Weekly Pipeline Calls

I’ve been asked by a few clients recently about the value (or lack thereof) of weekly pipeline calls.   I think that this depends entirely on the way in which the meeting is conducted, and the intended purpose of the meeting.

When I started my first company, I had no formal sales training, so my sales were haphazard, my tracking was minimal, and my team was tiny.  While we had ad-hoc meetings about different clients, there was no structured weekly meeting.  Sales certainly got done, and the entire team was often involved, but we didn’t have anything formal – and in many ways this was how we wanted to work.  It was a free form, make it happen approach.

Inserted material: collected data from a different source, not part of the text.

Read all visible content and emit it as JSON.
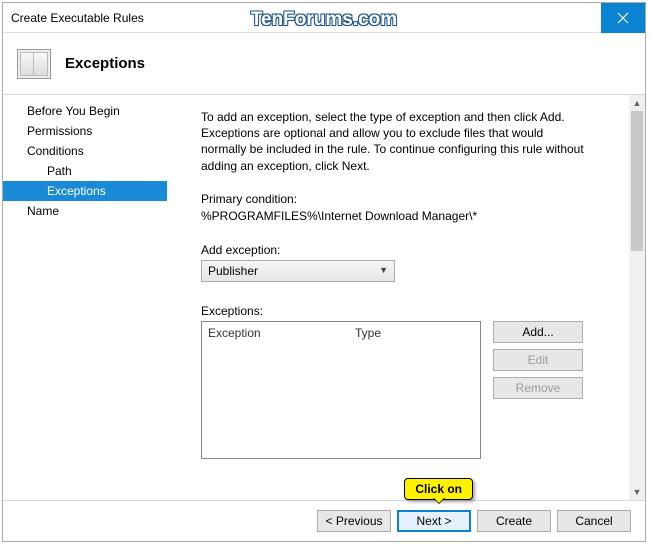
{
  "window": {
    "title": "Create Executable Rules"
  },
  "header": {
    "title": "Exceptions"
  },
  "sidebar": {
    "items": [
      {
        "label": "Before You Begin"
      },
      {
        "label": "Permissions"
      },
      {
        "label": "Conditions"
      },
      {
        "label": "Path"
      },
      {
        "label": "Exceptions"
      },
      {
        "label": "Name"
      }
    ]
  },
  "main": {
    "description": "To add an exception, select the type of exception and then click Add. Exceptions are optional and allow you to exclude files that would normally be included in the rule. To continue configuring this rule without adding an exception, click Next.",
    "primary_label": "Primary condition:",
    "primary_value": "%PROGRAMFILES%\\Internet Download Manager\\*",
    "add_label": "Add exception:",
    "dropdown_value": "Publisher",
    "exceptions_label": "Exceptions:",
    "col_exception": "Exception",
    "col_type": "Type",
    "btn_add": "Add...",
    "btn_edit": "Edit",
    "btn_remove": "Remove"
  },
  "footer": {
    "previous": "< Previous",
    "next": "Next >",
    "create": "Create",
    "cancel": "Cancel"
  },
  "callout": "Click on",
  "watermark": "TenForums.com"
}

As the team grew, and the team became more disperse, we instituted weekly pipeline calls to make sure that we all got on the phone at least once a week to discuss the challenges and the opportunities of the week prior, the week to come, and also to make sure we were all on target for quota.  The calls were very productive, and became a team-building exercise.  As each salesperson went through their deals, other salespeople would chime in and offer advice on how they handled a particular objection, or obstacle.  The team would also share new points that would resonate as well as success stories that others could use in their prospecting and closing.

This type of sales pipeline call is very good for the health of your team and over-all sales achievement, and is really the only type of call that is worth having.

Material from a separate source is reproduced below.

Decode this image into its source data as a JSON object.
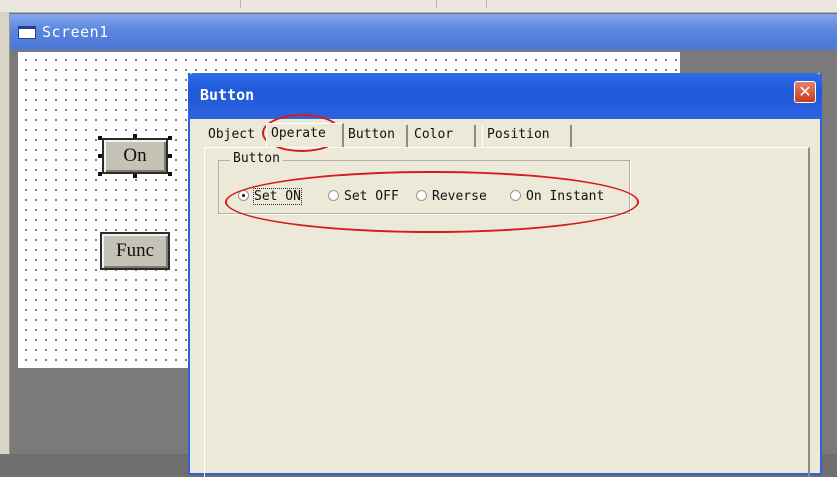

In one of the sales jobs I had, there was a sales manager who was from the other side of the coin.  On my first pipeline call, I was asked to talk about the deals I was working on.  I chimed in and started talking about a deal that I was enthusistic about but was having some problems with the value proposition and started asking for advice from some other salespeople.  The sales manager immediately stopped the conversation and said, “I hired you because you are a supposedly an expert in sales… if you can’t figure this out on your own, then maybe I hired the wrong person.”  His idea of a sales pipeline call was a weekly bashing of every salesperson on their deals – not a constructive discussion on how to accellerate the funnel of deals.  I went on to become the top salesperson, and we did have a very cohesive team – but that was something we built on the side.  The team had discussions about deals outside of the sales pipeline call – and I’m sure lots of ideas were lost that the entire team could have benefitted from.  What made matters worse, was that from week to week, the sales manager could not even remember which deals were being worked by whom and what the last status was.

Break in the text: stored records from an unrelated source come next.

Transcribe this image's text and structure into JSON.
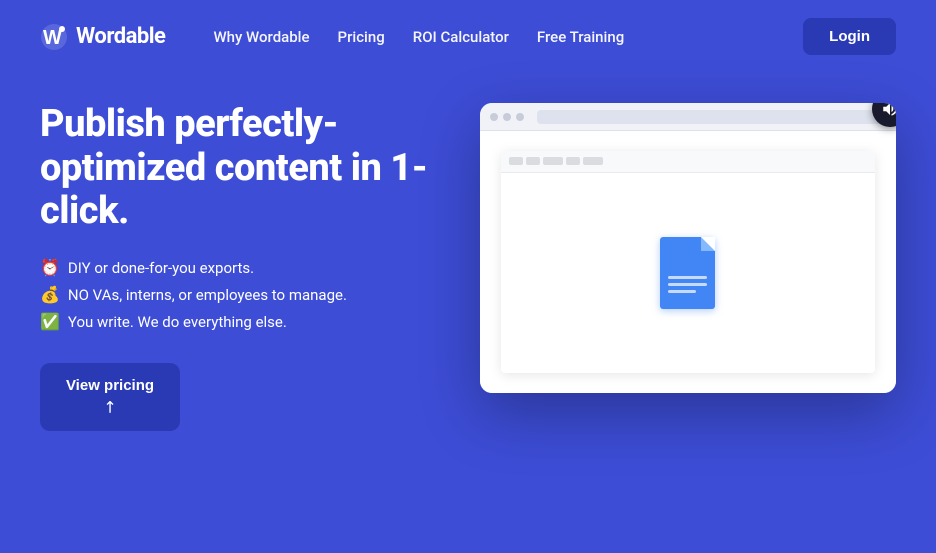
{
  "brand": {
    "name": "Wordable",
    "logo_alt": "Wordable logo"
  },
  "nav": {
    "links": [
      {
        "id": "why-wordable",
        "label": "Why Wordable"
      },
      {
        "id": "pricing",
        "label": "Pricing"
      },
      {
        "id": "roi-calculator",
        "label": "ROI Calculator"
      },
      {
        "id": "free-training",
        "label": "Free Training"
      }
    ],
    "login_label": "Login"
  },
  "hero": {
    "heading": "Publish perfectly-optimized content in 1-click.",
    "features": [
      {
        "emoji": "⏰",
        "text": "DIY or done-for-you exports."
      },
      {
        "emoji": "💰",
        "text": "NO VAs, interns, or employees to manage."
      },
      {
        "emoji": "✅",
        "text": "You write. We do everything else."
      }
    ],
    "cta_label": "View pricing",
    "cta_arrow": "↗"
  },
  "browser_mockup": {
    "alt": "Wordable app interface with Google Docs integration"
  },
  "sound_button": {
    "alt": "mute/unmute video"
  }
}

If this is the type of pipeline call that you intend to run, then I would say that you should skip it.  The weekly bashing of the salespeople and trying to embarass them into performing, is counter-productive and treating the team like this certainly has little to no value.

So, the bottom line is… if you intend to use the weekly call as a way to elevate and promote sales, then it has value.  If the call is simply going through deals in a circle to embarrass the salespeople falling behind, then I see lass of a value to it.